A team of South Korean scientists has developed a new graphene supercapacitor that can store almost as much energy as a lithium-ion battery, but charge in only 16 seconds. This makes it an ideal material to store braking energy and could be exactly what the electric car industry needs.

Scientists from Gwangju Institute of Science and Technology in South Korea made the breakthrough by creating an especially porous form of graphene. (See below.) Incredibly, a single gram of this specialized graphene has the same amount of surface area as a basketball. This greatly increased surface area enables the supercapacitor to store far more energy than previous versions of the material, which had been keeping graphene supercapacitors out of the running as an alternative to lithium-ion batteries for electric cars. Because they don't use chemicals, graphene supercapacitors also have a much longer life than lithium ion batteries.
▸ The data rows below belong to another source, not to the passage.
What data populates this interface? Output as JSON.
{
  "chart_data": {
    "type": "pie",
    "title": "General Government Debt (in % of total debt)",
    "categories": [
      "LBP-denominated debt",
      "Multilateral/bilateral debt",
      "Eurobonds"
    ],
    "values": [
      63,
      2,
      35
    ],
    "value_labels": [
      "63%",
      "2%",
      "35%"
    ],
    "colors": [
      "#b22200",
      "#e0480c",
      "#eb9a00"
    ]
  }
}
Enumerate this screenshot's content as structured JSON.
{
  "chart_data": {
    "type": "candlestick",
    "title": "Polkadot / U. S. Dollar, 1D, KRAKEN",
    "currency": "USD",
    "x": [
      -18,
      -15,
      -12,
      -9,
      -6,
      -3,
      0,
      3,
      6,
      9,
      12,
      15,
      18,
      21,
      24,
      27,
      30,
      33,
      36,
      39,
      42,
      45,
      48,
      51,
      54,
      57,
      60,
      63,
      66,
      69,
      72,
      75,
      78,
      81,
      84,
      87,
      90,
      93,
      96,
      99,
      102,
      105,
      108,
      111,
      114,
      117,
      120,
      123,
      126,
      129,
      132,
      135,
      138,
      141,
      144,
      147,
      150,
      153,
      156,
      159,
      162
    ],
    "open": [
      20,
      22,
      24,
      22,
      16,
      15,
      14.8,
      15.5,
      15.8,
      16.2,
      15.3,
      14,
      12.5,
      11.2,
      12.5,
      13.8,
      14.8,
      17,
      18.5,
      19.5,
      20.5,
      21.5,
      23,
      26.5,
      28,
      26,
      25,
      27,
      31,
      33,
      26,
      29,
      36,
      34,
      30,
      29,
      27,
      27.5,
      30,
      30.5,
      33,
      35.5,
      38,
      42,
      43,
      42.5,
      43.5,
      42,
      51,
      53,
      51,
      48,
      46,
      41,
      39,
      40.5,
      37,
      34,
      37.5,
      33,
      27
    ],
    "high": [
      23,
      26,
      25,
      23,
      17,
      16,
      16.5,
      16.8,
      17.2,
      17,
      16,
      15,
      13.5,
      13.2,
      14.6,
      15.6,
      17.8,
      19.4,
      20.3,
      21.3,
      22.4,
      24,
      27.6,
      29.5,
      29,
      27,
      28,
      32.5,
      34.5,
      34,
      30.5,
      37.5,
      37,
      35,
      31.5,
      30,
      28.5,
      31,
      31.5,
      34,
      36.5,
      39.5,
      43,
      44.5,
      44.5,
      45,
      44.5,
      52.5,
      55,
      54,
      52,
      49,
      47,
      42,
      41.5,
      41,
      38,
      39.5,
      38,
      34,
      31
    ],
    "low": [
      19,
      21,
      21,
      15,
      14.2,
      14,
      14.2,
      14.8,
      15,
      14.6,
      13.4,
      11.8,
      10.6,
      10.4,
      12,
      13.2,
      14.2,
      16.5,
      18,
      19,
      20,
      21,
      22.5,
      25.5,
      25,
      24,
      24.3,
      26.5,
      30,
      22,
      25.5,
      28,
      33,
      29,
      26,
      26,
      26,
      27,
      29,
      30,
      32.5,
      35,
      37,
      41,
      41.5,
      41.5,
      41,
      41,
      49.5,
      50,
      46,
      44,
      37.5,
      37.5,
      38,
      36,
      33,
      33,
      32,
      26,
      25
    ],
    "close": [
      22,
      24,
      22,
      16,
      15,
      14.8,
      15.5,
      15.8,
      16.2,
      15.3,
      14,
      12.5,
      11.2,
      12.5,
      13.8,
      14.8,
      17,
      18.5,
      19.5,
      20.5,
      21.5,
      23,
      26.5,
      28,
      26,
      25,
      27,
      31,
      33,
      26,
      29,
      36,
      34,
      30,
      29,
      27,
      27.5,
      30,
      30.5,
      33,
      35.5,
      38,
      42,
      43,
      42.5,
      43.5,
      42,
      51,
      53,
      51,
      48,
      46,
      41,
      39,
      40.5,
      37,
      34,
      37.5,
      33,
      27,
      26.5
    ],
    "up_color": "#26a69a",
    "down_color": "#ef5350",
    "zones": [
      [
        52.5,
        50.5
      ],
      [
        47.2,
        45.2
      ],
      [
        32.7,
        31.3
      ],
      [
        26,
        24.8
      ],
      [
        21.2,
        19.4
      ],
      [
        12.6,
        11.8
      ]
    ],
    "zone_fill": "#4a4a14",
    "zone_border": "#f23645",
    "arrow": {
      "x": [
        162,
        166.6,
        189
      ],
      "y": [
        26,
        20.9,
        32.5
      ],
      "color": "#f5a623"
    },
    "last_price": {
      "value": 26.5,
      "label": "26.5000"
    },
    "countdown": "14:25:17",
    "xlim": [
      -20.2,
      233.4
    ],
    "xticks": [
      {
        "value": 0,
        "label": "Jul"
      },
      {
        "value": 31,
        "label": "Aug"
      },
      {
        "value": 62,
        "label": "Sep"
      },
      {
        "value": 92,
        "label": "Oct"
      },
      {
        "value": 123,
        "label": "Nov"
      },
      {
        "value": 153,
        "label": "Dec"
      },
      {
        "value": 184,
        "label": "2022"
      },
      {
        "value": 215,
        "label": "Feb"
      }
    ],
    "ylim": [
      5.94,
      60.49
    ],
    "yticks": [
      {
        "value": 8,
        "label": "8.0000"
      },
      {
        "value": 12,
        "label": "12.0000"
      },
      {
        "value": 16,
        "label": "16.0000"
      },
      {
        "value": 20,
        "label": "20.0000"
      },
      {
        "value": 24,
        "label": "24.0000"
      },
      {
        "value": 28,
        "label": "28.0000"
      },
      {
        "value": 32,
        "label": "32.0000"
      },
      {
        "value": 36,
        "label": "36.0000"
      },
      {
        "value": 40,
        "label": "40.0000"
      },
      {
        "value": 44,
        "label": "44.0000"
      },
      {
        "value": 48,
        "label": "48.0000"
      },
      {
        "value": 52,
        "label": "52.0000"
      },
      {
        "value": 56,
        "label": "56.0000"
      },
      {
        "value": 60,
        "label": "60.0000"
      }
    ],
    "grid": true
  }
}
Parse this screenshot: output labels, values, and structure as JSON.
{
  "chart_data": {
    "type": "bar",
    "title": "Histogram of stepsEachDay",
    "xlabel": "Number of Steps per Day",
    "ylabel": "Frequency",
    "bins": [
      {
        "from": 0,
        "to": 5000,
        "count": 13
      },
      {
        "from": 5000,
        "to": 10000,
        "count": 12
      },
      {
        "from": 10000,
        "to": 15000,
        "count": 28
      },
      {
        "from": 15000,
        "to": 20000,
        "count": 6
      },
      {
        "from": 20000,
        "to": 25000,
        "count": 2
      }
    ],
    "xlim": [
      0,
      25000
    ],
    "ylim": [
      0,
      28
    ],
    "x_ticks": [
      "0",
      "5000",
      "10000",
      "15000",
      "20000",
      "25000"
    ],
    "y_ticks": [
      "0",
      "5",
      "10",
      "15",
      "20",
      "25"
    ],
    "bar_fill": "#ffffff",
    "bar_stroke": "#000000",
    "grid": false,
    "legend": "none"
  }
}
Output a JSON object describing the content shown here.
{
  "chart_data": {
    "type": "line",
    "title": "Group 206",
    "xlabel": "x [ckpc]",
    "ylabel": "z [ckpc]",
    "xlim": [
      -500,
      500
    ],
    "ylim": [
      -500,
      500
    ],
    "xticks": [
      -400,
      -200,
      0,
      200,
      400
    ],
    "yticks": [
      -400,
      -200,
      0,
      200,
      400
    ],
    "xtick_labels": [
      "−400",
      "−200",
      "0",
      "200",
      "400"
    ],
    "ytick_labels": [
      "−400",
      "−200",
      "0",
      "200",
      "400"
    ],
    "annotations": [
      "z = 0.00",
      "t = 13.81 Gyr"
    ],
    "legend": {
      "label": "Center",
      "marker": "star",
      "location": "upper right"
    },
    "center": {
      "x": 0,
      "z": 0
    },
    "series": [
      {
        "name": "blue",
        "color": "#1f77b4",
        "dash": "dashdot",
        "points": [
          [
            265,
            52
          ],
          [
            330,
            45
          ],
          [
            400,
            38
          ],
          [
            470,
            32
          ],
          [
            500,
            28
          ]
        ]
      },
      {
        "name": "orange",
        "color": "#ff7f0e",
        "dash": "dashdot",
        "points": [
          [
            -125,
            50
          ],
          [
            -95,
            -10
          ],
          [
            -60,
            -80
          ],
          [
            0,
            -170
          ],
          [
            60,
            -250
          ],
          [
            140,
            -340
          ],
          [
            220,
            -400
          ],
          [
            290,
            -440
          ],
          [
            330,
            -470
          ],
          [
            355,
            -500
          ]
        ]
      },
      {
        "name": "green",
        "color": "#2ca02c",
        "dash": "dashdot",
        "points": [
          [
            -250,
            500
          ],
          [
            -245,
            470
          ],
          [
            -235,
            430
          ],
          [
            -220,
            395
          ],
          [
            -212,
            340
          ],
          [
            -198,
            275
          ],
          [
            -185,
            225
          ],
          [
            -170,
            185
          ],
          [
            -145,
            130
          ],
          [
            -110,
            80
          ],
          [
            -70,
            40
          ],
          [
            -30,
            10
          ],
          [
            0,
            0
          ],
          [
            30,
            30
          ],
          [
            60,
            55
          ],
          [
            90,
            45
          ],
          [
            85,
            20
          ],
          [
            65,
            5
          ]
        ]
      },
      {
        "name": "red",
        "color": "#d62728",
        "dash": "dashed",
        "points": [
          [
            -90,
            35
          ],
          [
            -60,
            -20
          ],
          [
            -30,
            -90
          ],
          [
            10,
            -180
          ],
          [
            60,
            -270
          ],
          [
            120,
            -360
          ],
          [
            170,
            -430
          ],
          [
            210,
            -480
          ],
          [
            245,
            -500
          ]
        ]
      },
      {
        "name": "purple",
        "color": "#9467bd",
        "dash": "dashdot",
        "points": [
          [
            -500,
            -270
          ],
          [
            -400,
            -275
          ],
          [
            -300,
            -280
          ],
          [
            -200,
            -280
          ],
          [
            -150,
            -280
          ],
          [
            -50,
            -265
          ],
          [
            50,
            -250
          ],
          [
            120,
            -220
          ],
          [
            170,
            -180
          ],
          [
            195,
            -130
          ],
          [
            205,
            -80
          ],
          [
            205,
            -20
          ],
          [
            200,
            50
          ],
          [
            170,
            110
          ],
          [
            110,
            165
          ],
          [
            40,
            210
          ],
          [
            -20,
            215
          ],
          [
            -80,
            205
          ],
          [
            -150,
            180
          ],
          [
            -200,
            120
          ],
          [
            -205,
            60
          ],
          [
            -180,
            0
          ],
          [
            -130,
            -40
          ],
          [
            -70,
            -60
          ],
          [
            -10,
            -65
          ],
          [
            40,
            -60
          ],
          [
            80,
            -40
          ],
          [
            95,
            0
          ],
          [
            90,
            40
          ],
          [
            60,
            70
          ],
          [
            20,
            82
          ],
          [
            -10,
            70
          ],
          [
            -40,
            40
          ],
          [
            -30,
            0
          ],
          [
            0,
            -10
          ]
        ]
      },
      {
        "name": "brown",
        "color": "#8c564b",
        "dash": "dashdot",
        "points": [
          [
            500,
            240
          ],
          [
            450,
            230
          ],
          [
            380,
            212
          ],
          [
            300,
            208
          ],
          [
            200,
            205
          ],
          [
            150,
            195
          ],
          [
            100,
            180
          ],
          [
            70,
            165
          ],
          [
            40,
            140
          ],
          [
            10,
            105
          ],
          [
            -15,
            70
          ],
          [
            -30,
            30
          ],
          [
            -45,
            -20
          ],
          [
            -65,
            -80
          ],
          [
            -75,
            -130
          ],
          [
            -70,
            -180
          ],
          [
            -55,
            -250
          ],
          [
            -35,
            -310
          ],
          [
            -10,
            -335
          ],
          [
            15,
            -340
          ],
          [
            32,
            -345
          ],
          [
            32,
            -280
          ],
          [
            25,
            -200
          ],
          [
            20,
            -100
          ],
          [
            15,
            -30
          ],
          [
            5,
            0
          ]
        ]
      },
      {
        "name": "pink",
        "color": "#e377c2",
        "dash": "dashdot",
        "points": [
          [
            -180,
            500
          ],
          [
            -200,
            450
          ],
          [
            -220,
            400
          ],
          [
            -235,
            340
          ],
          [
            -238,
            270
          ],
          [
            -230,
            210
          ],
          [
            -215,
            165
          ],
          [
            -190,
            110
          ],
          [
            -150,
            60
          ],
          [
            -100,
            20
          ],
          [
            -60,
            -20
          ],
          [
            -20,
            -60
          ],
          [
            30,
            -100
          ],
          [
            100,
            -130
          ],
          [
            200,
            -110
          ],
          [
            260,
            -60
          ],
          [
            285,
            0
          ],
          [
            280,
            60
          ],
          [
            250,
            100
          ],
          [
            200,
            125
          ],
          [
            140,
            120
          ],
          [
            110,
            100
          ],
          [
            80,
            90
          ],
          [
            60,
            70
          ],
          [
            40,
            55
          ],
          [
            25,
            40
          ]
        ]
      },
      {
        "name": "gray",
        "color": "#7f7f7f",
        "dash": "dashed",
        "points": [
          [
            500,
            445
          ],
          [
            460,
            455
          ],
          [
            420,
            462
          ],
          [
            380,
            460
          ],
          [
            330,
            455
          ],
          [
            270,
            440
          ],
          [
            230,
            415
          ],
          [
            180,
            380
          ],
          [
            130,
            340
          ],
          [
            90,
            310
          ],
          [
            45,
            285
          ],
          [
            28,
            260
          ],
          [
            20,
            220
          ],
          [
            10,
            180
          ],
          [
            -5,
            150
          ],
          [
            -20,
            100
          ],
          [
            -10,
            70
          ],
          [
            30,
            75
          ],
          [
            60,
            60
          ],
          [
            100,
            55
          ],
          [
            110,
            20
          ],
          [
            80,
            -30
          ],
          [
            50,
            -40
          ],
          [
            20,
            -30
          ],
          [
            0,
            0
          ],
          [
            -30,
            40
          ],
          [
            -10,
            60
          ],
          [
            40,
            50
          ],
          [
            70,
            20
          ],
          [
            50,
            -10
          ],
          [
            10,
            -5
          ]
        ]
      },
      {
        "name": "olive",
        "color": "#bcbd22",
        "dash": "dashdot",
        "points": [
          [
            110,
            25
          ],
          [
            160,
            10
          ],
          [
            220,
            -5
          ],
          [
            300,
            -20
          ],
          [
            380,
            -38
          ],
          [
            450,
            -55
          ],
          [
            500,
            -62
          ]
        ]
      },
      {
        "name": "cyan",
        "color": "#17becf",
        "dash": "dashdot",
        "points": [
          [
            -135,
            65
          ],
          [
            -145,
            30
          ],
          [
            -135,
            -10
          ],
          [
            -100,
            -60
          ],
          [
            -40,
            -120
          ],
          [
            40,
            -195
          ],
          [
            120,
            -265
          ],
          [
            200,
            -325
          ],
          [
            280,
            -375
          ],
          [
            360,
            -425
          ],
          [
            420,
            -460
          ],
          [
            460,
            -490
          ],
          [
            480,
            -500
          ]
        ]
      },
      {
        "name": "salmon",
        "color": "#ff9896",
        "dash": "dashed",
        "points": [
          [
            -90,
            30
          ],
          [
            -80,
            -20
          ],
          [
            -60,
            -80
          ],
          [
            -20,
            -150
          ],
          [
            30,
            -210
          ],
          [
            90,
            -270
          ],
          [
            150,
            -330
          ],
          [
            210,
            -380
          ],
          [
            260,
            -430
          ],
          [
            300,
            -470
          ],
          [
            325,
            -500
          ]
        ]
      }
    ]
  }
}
Finding success in the lab and bringing a product to market are two very different things, so it's unclear how quickly we might see this impressive technology at work in electric cars. The South Koreans say that these "supercapacitor energy storage devices… can be scaled up for manufacturing in the near future for electric vehicle applications."

So that's something. But only time will tell whether these supercapacitors take over before Tesla manages to build its famously ambitious lithium-ion factory. More here.

1 comment:

Outcast said...

One of the electric cars main problems is the lack of time you get out of it and how long the charge needs to be, this could be a game changer at least in the interim, the electric car is moving forward.